Depuis le début de l’année 2018, au moins 18 personnes sont mortes dans le contexte des manifestations, dont trois ont été tuées par des tirs d’armes à feu semblant provenir des forces de sécurité les 16, 23 et 30 octobre dans la capitale, Conakry.

Par le biais de son Service de vérification numérique (réseau de bénévoles formés à la vérification des réseaux sociaux), Amnesty International a authentifié des vidéos et des photos montrant des membres des « bérets rouges », une unité d’élite militaire déjà impliquée dans des violations des droits humains comprenant des homicides illégaux et des violences sexuelles, portant des armes aux côtés de la police lors d’une manifestation le 15 octobre.

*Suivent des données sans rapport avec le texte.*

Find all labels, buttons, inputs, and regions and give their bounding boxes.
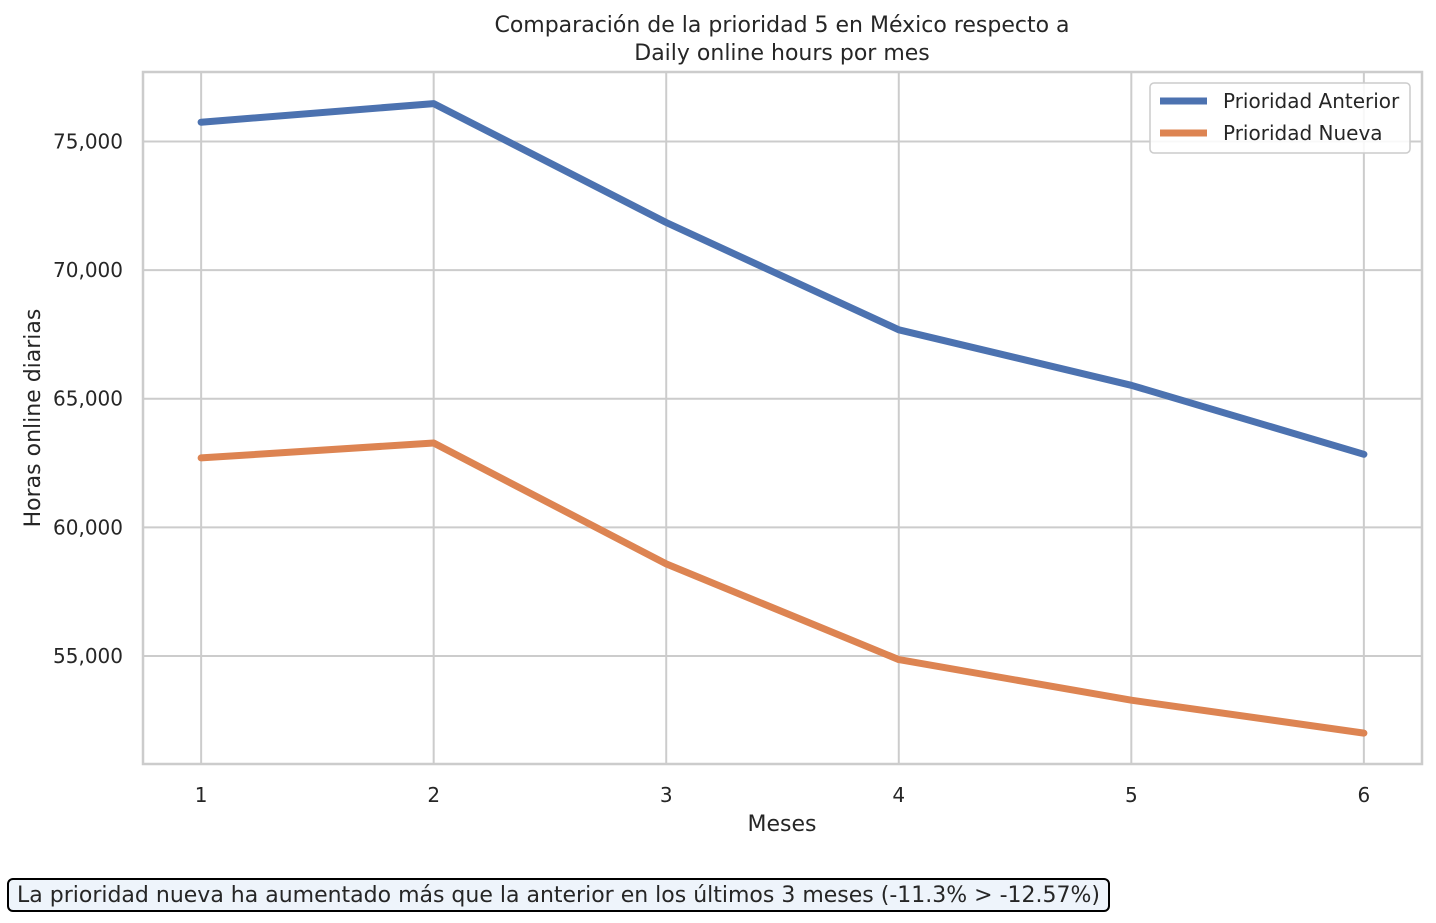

« Au cours de cette année, les manifestations en Guinée ont été marquées par une violence effroyable de tous les côtés, notamment un usage excessif de la force par les forces de sécurité, et le déploiement d’une unité militaire connue pour avoir commis des violations des droits humains risque d’aggraver encore la situation, a déclaré François Patuel, chercheur sur l’Afrique de l’Ouest à Amnesty International.

« Étant donné que l’opposition guinéenne prévoit de nouvelles manifestations dans les prochains jours, les autorités doivent prendre toutes les mesures nécessaires pour éviter que la situation ne devienne incontrôlable. Elles doivent faire clairement savoir à toutes les forces de sécurité que l’utilisation injustifiée et excessive de la force ne sera pas tolérée. »

Plus de 150 personnes sont mortes après que des membres des « bérets rouges » ont ouvert le feu lors d’une manifestation au stade de Conakry le 28 septembre 2009. Au cours de cet événement, une centaine de femmes ont été violées, plus de 1 500 personnes ont été blessées et beaucoup d’autres ont disparu.

Amnesty International appelle les autorités à ouvrir des enquêtes sur toutes les personnes soupçonnées d’avoir commis des violations des droits humains dans le contexte des manifestations, y compris celles occupant des fonctions de commandement, et à s’assurer qu’elles ne soient pas mobilisées tant que les enquêtes et les poursuites pénales engagées le cas échéant seront en cours.

 

Depuis les élections locales du 4 février 2018, des groupes d’opposition manifestent contre des résultats qu’ils jugent frauduleux et appellent régulièrement à des manifestations et des opérations « ville morte », lors desquelles les citoyens sont invités à rester chez eux.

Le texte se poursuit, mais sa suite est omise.